Calls for regulation of the banks are back on the agenda. It will not work. Regulation does not deal with the underlying problem: is the abuse of credit through its use for land purchase. The land is usually inside some kind of package which makes it difficult to understand that it is actually land: assets, homes, equities or other securities.

The fundamental purpose of credit is to finance the productive processes of the economy. When it is used for land purpose, no production has taken place. A land title has been transferred and that is all. The purchase can be thought of as a release fee ie a ransom payment.

When a mortgage loan is given by a bank the reality is that the lender becomes the owner of the land for the duration of the loan, having effectively purchased the land temporarily with money created by the bank and almost no cost. In return, the lender receives “interest” but it consists in reality mostly of the rental income stream from the land.
 
This leads to cyclic credit-fuelled land price bubbles followed by crashes when the ratio of land price to rent is more than about 25:1, an unstable level. During the upward phase of the cycle it is profitable to engage in reckless speculative behaviour, dazzled by the thought that the rises will continue indefinitely. The system is analogous to mechanical systems with positive feedback. They suffer from cyclic instability.

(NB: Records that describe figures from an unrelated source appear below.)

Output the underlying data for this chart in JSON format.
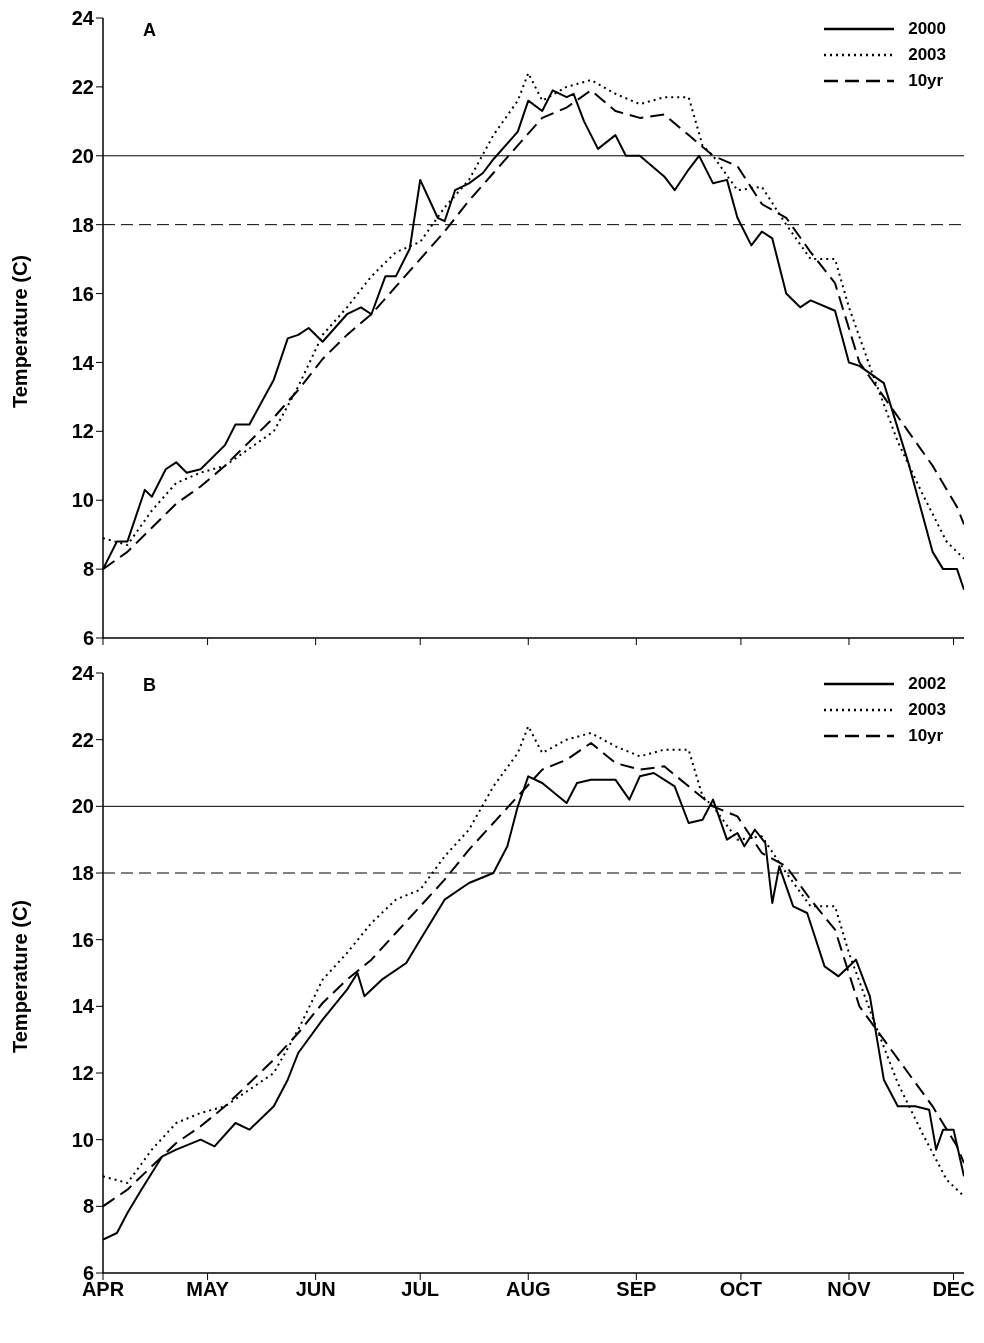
{
  "chart_data": [
    {
      "type": "line",
      "annotations": [
        "A"
      ],
      "ylabel": "Temperature (C)",
      "ylim": [
        6,
        24
      ],
      "yticks": [
        6,
        8,
        10,
        12,
        14,
        16,
        18,
        20,
        22,
        24
      ],
      "xlim": [
        "--04-01",
        "--12-04"
      ],
      "xticks": [
        {
          "value": "--04-01",
          "label": "APR"
        },
        {
          "value": "--05-01",
          "label": "MAY"
        },
        {
          "value": "--06-01",
          "label": "JUN"
        },
        {
          "value": "--07-01",
          "label": "JUL"
        },
        {
          "value": "--08-01",
          "label": "AUG"
        },
        {
          "value": "--09-01",
          "label": "SEP"
        },
        {
          "value": "--10-01",
          "label": "OCT"
        },
        {
          "value": "--11-01",
          "label": "NOV"
        },
        {
          "value": "--12-01",
          "label": "DEC"
        }
      ],
      "tick_labels": "y",
      "legend": "top right",
      "marker": "none",
      "ref_lines": [
        {
          "axis": "y",
          "value": 20,
          "color": "#000000",
          "line_style": "solid"
        },
        {
          "axis": "y",
          "value": 18,
          "color": "#000000",
          "line_style": "dashed"
        }
      ],
      "series": [
        {
          "name": "2000",
          "color": "#000000",
          "line_style": "solid",
          "x": [
            "--04-01",
            "--04-05",
            "--04-08",
            "--04-12",
            "--04-13",
            "--04-15",
            "--04-19",
            "--04-22",
            "--04-25",
            "--04-29",
            "--05-06",
            "--05-09",
            "--05-13",
            "--05-20",
            "--05-24",
            "--05-27",
            "--05-30",
            "--06-03",
            "--06-10",
            "--06-14",
            "--06-17",
            "--06-21",
            "--06-24",
            "--06-28",
            "--07-01",
            "--07-06",
            "--07-08",
            "--07-11",
            "--07-15",
            "--07-19",
            "--07-22",
            "--07-29",
            "--08-01",
            "--08-05",
            "--08-08",
            "--08-12",
            "--08-14",
            "--08-17",
            "--08-19",
            "--08-21",
            "--08-26",
            "--08-29",
            "--09-02",
            "--09-09",
            "--09-12",
            "--09-16",
            "--09-19",
            "--09-23",
            "--09-27",
            "--09-30",
            "--10-04",
            "--10-07",
            "--10-10",
            "--10-14",
            "--10-18",
            "--10-21",
            "--10-28",
            "--11-01",
            "--11-04",
            "--11-11",
            "--11-18",
            "--11-25",
            "--11-28",
            "--12-02",
            "--12-04"
          ],
          "values": [
            8.0,
            8.8,
            8.8,
            10.0,
            10.3,
            10.1,
            10.9,
            11.1,
            10.8,
            10.9,
            11.6,
            12.2,
            12.2,
            13.5,
            14.7,
            14.8,
            15.0,
            14.6,
            15.4,
            15.6,
            15.4,
            16.5,
            16.5,
            17.3,
            19.3,
            18.2,
            18.1,
            19.0,
            19.2,
            19.5,
            19.9,
            20.7,
            21.6,
            21.3,
            21.9,
            21.7,
            21.8,
            21.0,
            20.6,
            20.2,
            20.6,
            20.0,
            20.0,
            19.4,
            19.0,
            19.6,
            20.0,
            19.2,
            19.3,
            18.2,
            17.4,
            17.8,
            17.6,
            16.0,
            15.6,
            15.8,
            15.5,
            14.0,
            13.9,
            13.4,
            11.1,
            8.5,
            8.0,
            8.0,
            7.4
          ]
        },
        {
          "name": "2003",
          "color": "#000000",
          "line_style": "dotted",
          "x": [
            "--04-01",
            "--04-08",
            "--04-15",
            "--04-22",
            "--04-29",
            "--05-06",
            "--05-13",
            "--05-20",
            "--05-27",
            "--06-03",
            "--06-10",
            "--06-17",
            "--06-24",
            "--07-01",
            "--07-08",
            "--07-15",
            "--07-22",
            "--07-29",
            "--08-01",
            "--08-05",
            "--08-12",
            "--08-19",
            "--08-26",
            "--09-02",
            "--09-09",
            "--09-16",
            "--09-20",
            "--09-23",
            "--09-30",
            "--10-07",
            "--10-14",
            "--10-21",
            "--10-28",
            "--11-01",
            "--11-08",
            "--11-15",
            "--11-22",
            "--11-29",
            "--12-04"
          ],
          "values": [
            8.9,
            8.7,
            9.7,
            10.5,
            10.8,
            11.0,
            11.5,
            12.0,
            13.3,
            14.8,
            15.6,
            16.5,
            17.2,
            17.5,
            18.5,
            19.3,
            20.6,
            21.6,
            22.4,
            21.6,
            22.0,
            22.2,
            21.8,
            21.5,
            21.7,
            21.7,
            20.3,
            20.0,
            19.0,
            19.1,
            18.0,
            17.0,
            17.0,
            15.6,
            13.6,
            11.7,
            10.2,
            8.8,
            8.3
          ]
        },
        {
          "name": "10yr",
          "color": "#000000",
          "line_style": "dashed",
          "x": [
            "--04-01",
            "--04-08",
            "--04-15",
            "--04-22",
            "--04-29",
            "--05-06",
            "--05-13",
            "--05-20",
            "--05-27",
            "--06-03",
            "--06-10",
            "--06-17",
            "--06-24",
            "--07-01",
            "--07-08",
            "--07-15",
            "--07-22",
            "--07-29",
            "--08-05",
            "--08-12",
            "--08-19",
            "--08-26",
            "--09-02",
            "--09-09",
            "--09-16",
            "--09-23",
            "--09-30",
            "--10-07",
            "--10-14",
            "--10-21",
            "--10-28",
            "--11-04",
            "--11-11",
            "--11-18",
            "--11-25",
            "--12-02",
            "--12-04"
          ],
          "values": [
            8.0,
            8.5,
            9.2,
            9.9,
            10.4,
            11.0,
            11.7,
            12.4,
            13.2,
            14.1,
            14.8,
            15.4,
            16.2,
            17.0,
            17.8,
            18.7,
            19.5,
            20.3,
            21.1,
            21.4,
            21.9,
            21.3,
            21.1,
            21.2,
            20.6,
            20.0,
            19.7,
            18.6,
            18.2,
            17.2,
            16.3,
            14.0,
            13.0,
            12.0,
            11.0,
            9.8,
            9.3
          ]
        }
      ]
    },
    {
      "type": "line",
      "annotations": [
        "B"
      ],
      "ylabel": "Temperature (C)",
      "ylim": [
        6,
        24
      ],
      "yticks": [
        6,
        8,
        10,
        12,
        14,
        16,
        18,
        20,
        22,
        24
      ],
      "xlim": [
        "--04-01",
        "--12-04"
      ],
      "xticks": [
        {
          "value": "--04-01",
          "label": "APR"
        },
        {
          "value": "--05-01",
          "label": "MAY"
        },
        {
          "value": "--06-01",
          "label": "JUN"
        },
        {
          "value": "--07-01",
          "label": "JUL"
        },
        {
          "value": "--08-01",
          "label": "AUG"
        },
        {
          "value": "--09-01",
          "label": "SEP"
        },
        {
          "value": "--10-01",
          "label": "OCT"
        },
        {
          "value": "--11-01",
          "label": "NOV"
        },
        {
          "value": "--12-01",
          "label": "DEC"
        }
      ],
      "legend": "top right",
      "marker": "none",
      "ref_lines": [
        {
          "axis": "y",
          "value": 20,
          "color": "#000000",
          "line_style": "solid"
        },
        {
          "axis": "y",
          "value": 18,
          "color": "#000000",
          "line_style": "dashed"
        }
      ],
      "series": [
        {
          "name": "2002",
          "color": "#000000",
          "line_style": "solid",
          "x": [
            "--04-01",
            "--04-05",
            "--04-08",
            "--04-12",
            "--04-18",
            "--04-22",
            "--04-29",
            "--05-03",
            "--05-09",
            "--05-13",
            "--05-20",
            "--05-24",
            "--05-27",
            "--06-03",
            "--06-10",
            "--06-13",
            "--06-15",
            "--06-20",
            "--06-27",
            "--07-01",
            "--07-08",
            "--07-15",
            "--07-22",
            "--07-26",
            "--07-29",
            "--08-01",
            "--08-05",
            "--08-12",
            "--08-15",
            "--08-19",
            "--08-26",
            "--08-30",
            "--09-02",
            "--09-06",
            "--09-12",
            "--09-16",
            "--09-20",
            "--09-23",
            "--09-27",
            "--09-30",
            "--10-02",
            "--10-05",
            "--10-08",
            "--10-10",
            "--10-12",
            "--10-16",
            "--10-20",
            "--10-25",
            "--10-29",
            "--11-03",
            "--11-07",
            "--11-11",
            "--11-15",
            "--11-20",
            "--11-24",
            "--11-26",
            "--11-28",
            "--12-01",
            "--12-04"
          ],
          "values": [
            7.0,
            7.2,
            7.8,
            8.5,
            9.5,
            9.7,
            10.0,
            9.8,
            10.5,
            10.3,
            11.0,
            11.8,
            12.6,
            13.6,
            14.5,
            15.0,
            14.3,
            14.8,
            15.3,
            16.0,
            17.2,
            17.7,
            18.0,
            18.8,
            20.0,
            20.9,
            20.7,
            20.1,
            20.7,
            20.8,
            20.8,
            20.2,
            20.9,
            21.0,
            20.6,
            19.5,
            19.6,
            20.2,
            19.0,
            19.2,
            18.8,
            19.3,
            18.9,
            17.1,
            18.2,
            17.0,
            16.8,
            15.2,
            14.9,
            15.4,
            14.3,
            11.8,
            11.0,
            11.0,
            10.9,
            9.7,
            10.3,
            10.3,
            8.9
          ]
        },
        {
          "name": "2003",
          "color": "#000000",
          "line_style": "dotted",
          "x": [
            "--04-01",
            "--04-08",
            "--04-15",
            "--04-22",
            "--04-29",
            "--05-06",
            "--05-13",
            "--05-20",
            "--05-27",
            "--06-03",
            "--06-10",
            "--06-17",
            "--06-24",
            "--07-01",
            "--07-08",
            "--07-15",
            "--07-22",
            "--07-29",
            "--08-01",
            "--08-05",
            "--08-12",
            "--08-19",
            "--08-26",
            "--09-02",
            "--09-09",
            "--09-16",
            "--09-20",
            "--09-23",
            "--09-30",
            "--10-07",
            "--10-14",
            "--10-21",
            "--10-28",
            "--11-01",
            "--11-08",
            "--11-15",
            "--11-22",
            "--11-29",
            "--12-04"
          ],
          "values": [
            8.9,
            8.7,
            9.7,
            10.5,
            10.8,
            11.0,
            11.5,
            12.0,
            13.3,
            14.8,
            15.6,
            16.5,
            17.2,
            17.5,
            18.5,
            19.3,
            20.6,
            21.6,
            22.4,
            21.6,
            22.0,
            22.2,
            21.8,
            21.5,
            21.7,
            21.7,
            20.3,
            20.0,
            19.0,
            19.1,
            18.0,
            17.0,
            17.0,
            15.6,
            13.6,
            11.7,
            10.2,
            8.8,
            8.3
          ]
        },
        {
          "name": "10yr",
          "color": "#000000",
          "line_style": "dashed",
          "x": [
            "--04-01",
            "--04-08",
            "--04-15",
            "--04-22",
            "--04-29",
            "--05-06",
            "--05-13",
            "--05-20",
            "--05-27",
            "--06-03",
            "--06-10",
            "--06-17",
            "--06-24",
            "--07-01",
            "--07-08",
            "--07-15",
            "--07-22",
            "--07-29",
            "--08-05",
            "--08-12",
            "--08-19",
            "--08-26",
            "--09-02",
            "--09-09",
            "--09-16",
            "--09-23",
            "--09-30",
            "--10-07",
            "--10-14",
            "--10-21",
            "--10-28",
            "--11-04",
            "--11-11",
            "--11-18",
            "--11-25",
            "--12-02",
            "--12-04"
          ],
          "values": [
            8.0,
            8.5,
            9.2,
            9.9,
            10.4,
            11.0,
            11.7,
            12.4,
            13.2,
            14.1,
            14.8,
            15.4,
            16.2,
            17.0,
            17.8,
            18.7,
            19.5,
            20.3,
            21.1,
            21.4,
            21.9,
            21.3,
            21.1,
            21.2,
            20.6,
            20.0,
            19.7,
            18.6,
            18.2,
            17.2,
            16.3,
            14.0,
            13.0,
            12.0,
            11.0,
            9.8,
            9.3
          ]
        }
      ]
    }
  ]
}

Regulation of banks will only drive this process through other channels. That happened in the UK in 1974 when secondary banks had become involved in financing the property bubble that preceded the crash.

This is not to say that banks should not be regulated, but that a further requirement, and a prerequisite, is to tax away the rental income stream from land through the process known as land value taxation. If this is done, the whole speculative game becomes pointless. The tax revenue from land rents is potentially so great that other taxes, which fall on production and are harmful to the economy, could be substantially reduced and possibly abolished.

It is of course unpalatable medicine to those who with their snouts in the trough.